Chers hypocrites,
Ces dernières décennies, les banques suisses ont financé les partis bourgeois. Et dicté à leurs politiciens ce qu’ils devaient penser et faire. Marcel Ospel a empoigné le téléphone. Grâce à ses appels à des parlementaires PDC et PRD, Christoph Blocher est devenu conseiller fédéral.
Le banquier privé Konrad Hummler était, en Suisse alémanique du moins, l’incarnation du banquier suisse. Le banquier suisse par excellence. Konrad Hummler a mis en mots l’essentiel de la démarche commune des banquiers à bonus et de la politique bourgeoise: la fuite des capitaux est de la «légtime défense», le secret bancaire est un «droit d’asile», les Allemands qui «ne se soustraient pas à l’impôt sont des idiots». Hummler n’était pas un excentrique, sans quoi il ne serait pas devenu président du conseil d’administration de la NZZ, un poste qu’il occupe toujours.
Pour le banquier juif légèrement dissident Hans J. Bär, les choses étaient claires dès 2004: le secret bancaire protège les banques suisses de la concurrence, il rend les banquiers gras et impuissants. Le conseiller fédéral Hans-Rudolf Merz l’a attaqué de front: «Monsieur Bär est assez isolé. On ne saurait placer le secret bancaire dans un contexte éthique.»
Le secret des fraudeurs fiscaux – car c’est de cela qu’il s’agissait – est donc resté l’axe principal de la politique de droite: une tromperie systématique et mondiale aux dépens d’autres Etats, le lien politique entre l’UDC, le PRD et le PDC.
Un Friedrich Dürrenmatt n’aurait pas su imaginer les scènes de chasse actuelles avec plus de réalisme. Les grands thuriféraires du secret bancaire suisse livrent aujourd’hui leurs clients au bourreau fiscal américain pour éviter une condamnation pénale. Le secret bancaire passe par des hauts et des bas.
Les huit banquiers indéfiniment responsables de la Banque Wegelin & Co. vendent leur boutique aux 1,7 million de coopérateurs de la banque Raiffeisen. Pour protéger la fortune des banquiers à bonus, chacun des 1,7 million de membres des caisses Raiffeisen est désormais responsable à hauteur de 8000 francs.

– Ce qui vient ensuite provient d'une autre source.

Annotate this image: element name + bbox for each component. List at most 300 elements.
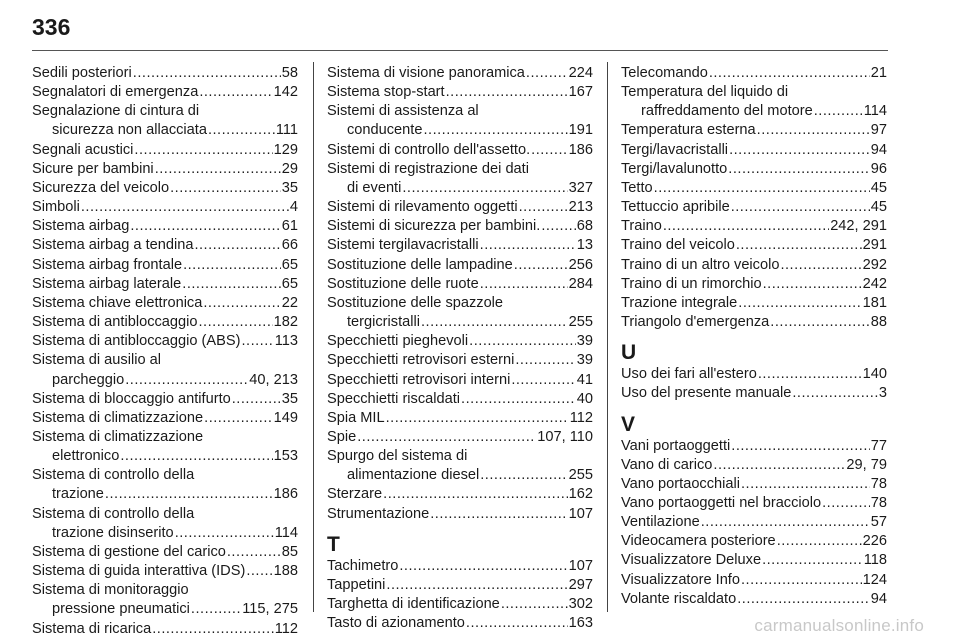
page-reference[interactable]: 182 (273, 314, 298, 331)
page-reference[interactable]: 21 (870, 65, 887, 81)
entry-text: pressione pneumatici (52, 601, 190, 618)
index-entry[interactable] (621, 551, 887, 570)
dot-leader (738, 294, 861, 313)
page-reference[interactable]: 45 (870, 179, 887, 196)
entry-text: Sistema di antibloccaggio (ABS) (32, 333, 241, 350)
index-entry[interactable] (327, 371, 593, 390)
dot-leader (814, 102, 863, 121)
entry-text: Sostituzione delle lampadine (327, 256, 513, 273)
entry-text: Segnalatori di emergenza (32, 84, 199, 101)
entry-text: trazione disinserito (52, 524, 174, 541)
dot-leader (399, 557, 567, 576)
index-entry[interactable] (621, 590, 887, 609)
page-reference[interactable]: 226 (862, 533, 887, 550)
dot-leader (134, 141, 272, 160)
entry-text: Strumentazione (327, 505, 430, 522)
page-reference[interactable]: 40 (576, 390, 593, 407)
entry-text: Sistema di bloccaggio antifurto (32, 390, 231, 407)
page-reference[interactable]: 255 (568, 314, 593, 331)
dot-leader (728, 160, 869, 179)
dot-leader (203, 294, 280, 313)
section-letter: V (621, 412, 636, 436)
entry-text: Triangolo d'emergenza (621, 314, 770, 331)
index-entry[interactable] (327, 390, 593, 409)
index-entry[interactable] (621, 456, 887, 475)
dot-leader (731, 437, 870, 456)
page-reference[interactable]: 57 (870, 514, 887, 531)
entry-text: Tergi/lavacristalli (621, 141, 729, 158)
entry-text: Sistema airbag a tendina (32, 237, 194, 254)
dot-leader (469, 332, 576, 351)
dot-leader (480, 236, 576, 255)
entry-text: Sistema airbag laterale (32, 275, 182, 292)
entry-text: Traino del veicolo (621, 237, 735, 254)
index-entry[interactable] (327, 409, 593, 428)
page-reference[interactable]: 292 (862, 256, 887, 273)
dot-leader (701, 513, 870, 532)
index-entry[interactable] (327, 485, 593, 504)
page-reference[interactable]: 163 (568, 615, 593, 632)
index-entry[interactable] (621, 365, 887, 384)
watermark: carmanualsonline.info (754, 616, 924, 635)
dot-leader (777, 532, 862, 551)
page-reference[interactable]: 35 (281, 179, 298, 196)
page-reference[interactable]: 61 (281, 218, 298, 235)
index-entry[interactable] (621, 313, 887, 332)
entry-text: Uso dei fari all'estero (621, 366, 757, 383)
page-reference[interactable]: 186 (273, 486, 298, 503)
index-entry[interactable] (32, 236, 298, 255)
dot-leader (541, 217, 575, 236)
column-divider-2 (607, 62, 608, 612)
index-entry[interactable] (621, 160, 887, 179)
dot-leader (519, 198, 568, 217)
page-number: 336 (32, 14, 71, 40)
index-entry[interactable] (32, 466, 298, 504)
index-entry[interactable] (32, 141, 298, 160)
dot-leader (386, 409, 569, 428)
dot-leader (208, 121, 275, 140)
index-entry[interactable] (621, 179, 887, 198)
entry-text: sicurezza non allacciata (52, 122, 207, 139)
entry-text: Specchietti retrovisori interni (327, 371, 511, 388)
dot-leader (246, 562, 272, 581)
page-reference[interactable]: 39 (576, 333, 593, 350)
dot-leader (125, 371, 248, 390)
index-entry[interactable] (32, 409, 298, 428)
index-entry[interactable] (32, 83, 298, 102)
dot-leader (155, 160, 281, 179)
page-reference[interactable]: 13 (576, 237, 593, 254)
page-reference[interactable]: 297 (568, 576, 593, 593)
entry-text: Sistema di controllo della (32, 467, 195, 484)
dot-leader (402, 179, 567, 198)
dot-leader (729, 141, 870, 160)
page-reference[interactable]: 213 (568, 199, 593, 216)
entry-text: Specchietti riscaldati (327, 390, 461, 407)
dot-leader (762, 551, 863, 570)
page-reference[interactable]: 111 (275, 122, 298, 139)
entry-text: Sistema di climatizzazione (32, 428, 204, 445)
entry-text: Vano portaocchiali (621, 475, 740, 492)
dot-leader (731, 198, 870, 217)
page-reference[interactable]: 35 (281, 390, 298, 407)
index-entry[interactable] (327, 64, 593, 83)
index-entry[interactable] (32, 217, 298, 236)
index-entry[interactable] (327, 428, 593, 447)
page-reference[interactable]: 186 (568, 141, 593, 158)
page-reference[interactable]: 142 (273, 84, 298, 101)
index-entry[interactable] (327, 576, 593, 595)
page-reference[interactable]: 140 (862, 366, 887, 383)
page-reference[interactable]: 302 (568, 596, 593, 613)
page-reference[interactable]: 327 (568, 179, 593, 196)
entry-text: Targhetta di identificazione (327, 596, 500, 613)
entry-text: Vani portaoggetti (621, 437, 731, 454)
dot-leader (423, 121, 567, 140)
index-entry[interactable] (327, 447, 593, 485)
page-reference[interactable]: 291 (862, 237, 887, 254)
index-entry[interactable] (32, 505, 298, 543)
page-reference[interactable]: 65 (281, 256, 298, 273)
entry-text: Sistemi di rilevamento oggetti (327, 199, 518, 216)
dot-leader (182, 275, 281, 294)
index-entry[interactable] (327, 83, 593, 102)
dot-leader (466, 614, 568, 633)
dot-leader (713, 456, 845, 475)
index-entry[interactable] (32, 581, 298, 619)
dot-leader (175, 524, 274, 543)
dot-leader (130, 217, 280, 236)
page-reference[interactable]: 29 (281, 160, 298, 177)
entry-text: Vano di carico (621, 456, 713, 473)
index-entry[interactable] (327, 217, 593, 236)
index-entry[interactable] (621, 121, 887, 140)
entry-text: Uso del presente manuale (621, 385, 792, 402)
index-entry[interactable] (32, 390, 298, 409)
page-reference[interactable]: 68 (576, 218, 593, 235)
page-reference[interactable]: 85 (281, 543, 298, 560)
entry-text: Temperatura esterna (621, 122, 756, 139)
index-entry[interactable] (621, 198, 887, 217)
index-entry[interactable] (32, 275, 298, 294)
index-entry[interactable] (32, 620, 298, 639)
section-letter: T (327, 532, 340, 556)
dot-leader (663, 217, 829, 236)
page-reference[interactable]: 40, 213 (249, 371, 298, 388)
index-entry[interactable] (327, 557, 593, 576)
entry-text: elettronico (52, 448, 120, 465)
page-reference[interactable]: 107, 110 (537, 428, 593, 445)
index-entry[interactable] (327, 351, 593, 370)
page-reference[interactable]: 191 (568, 122, 593, 139)
index-entry[interactable] (327, 141, 593, 160)
index-column-3 (621, 64, 887, 609)
entry-text: alimentazione diesel (347, 467, 480, 484)
index-entry[interactable] (32, 313, 298, 332)
index-entry[interactable] (621, 437, 887, 456)
dot-leader (514, 256, 568, 275)
dot-leader (120, 447, 272, 466)
page-reference[interactable]: 162 (568, 486, 593, 503)
dot-leader (515, 351, 575, 370)
page-reference[interactable]: 284 (568, 275, 593, 292)
entry-text: Spurgo del sistema di (327, 448, 468, 465)
page-reference[interactable]: 167 (568, 84, 593, 101)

Le juriste David Zollinger est membre de l’UDC. Il siège au sein de la commission de surveillance du Ministère public de la Confédération. Son élection avait, à vrai dire, été controversée. La gauche et Dick Marty n’en voulaient pas. La majorité du Parlement l’a quand même élu. Les lanceurs d’alerte signalent que Zollinger était le numéro 2 de la filiale zurichoise de la Banque Wegelin. Tous les dossiers des fraudeurs fiscaux américains sont passés par son bureau. Aujourd’hui, l’UDC Zollinger cherche à se protéger des autorités fiscales américaines sous l’aile des coopérateurs de Raiffeisen. Le loup dans la bergerie. Désormais, tous les bourgeois sont aux abonnés absents. Désormais, ils sont tous partisans d’une stratégie de l’argent propre. Désormais, plus aucun ne défend ses propres erreurs d’appréciation passées. Au préalable, les présidents de parti Darbellay, Pelli et Brunner devraient répondre à quelques questions:
- Combien d’argent vous et vos partis ontils reçu directement ou indirectement des banques ces vingt dernières années?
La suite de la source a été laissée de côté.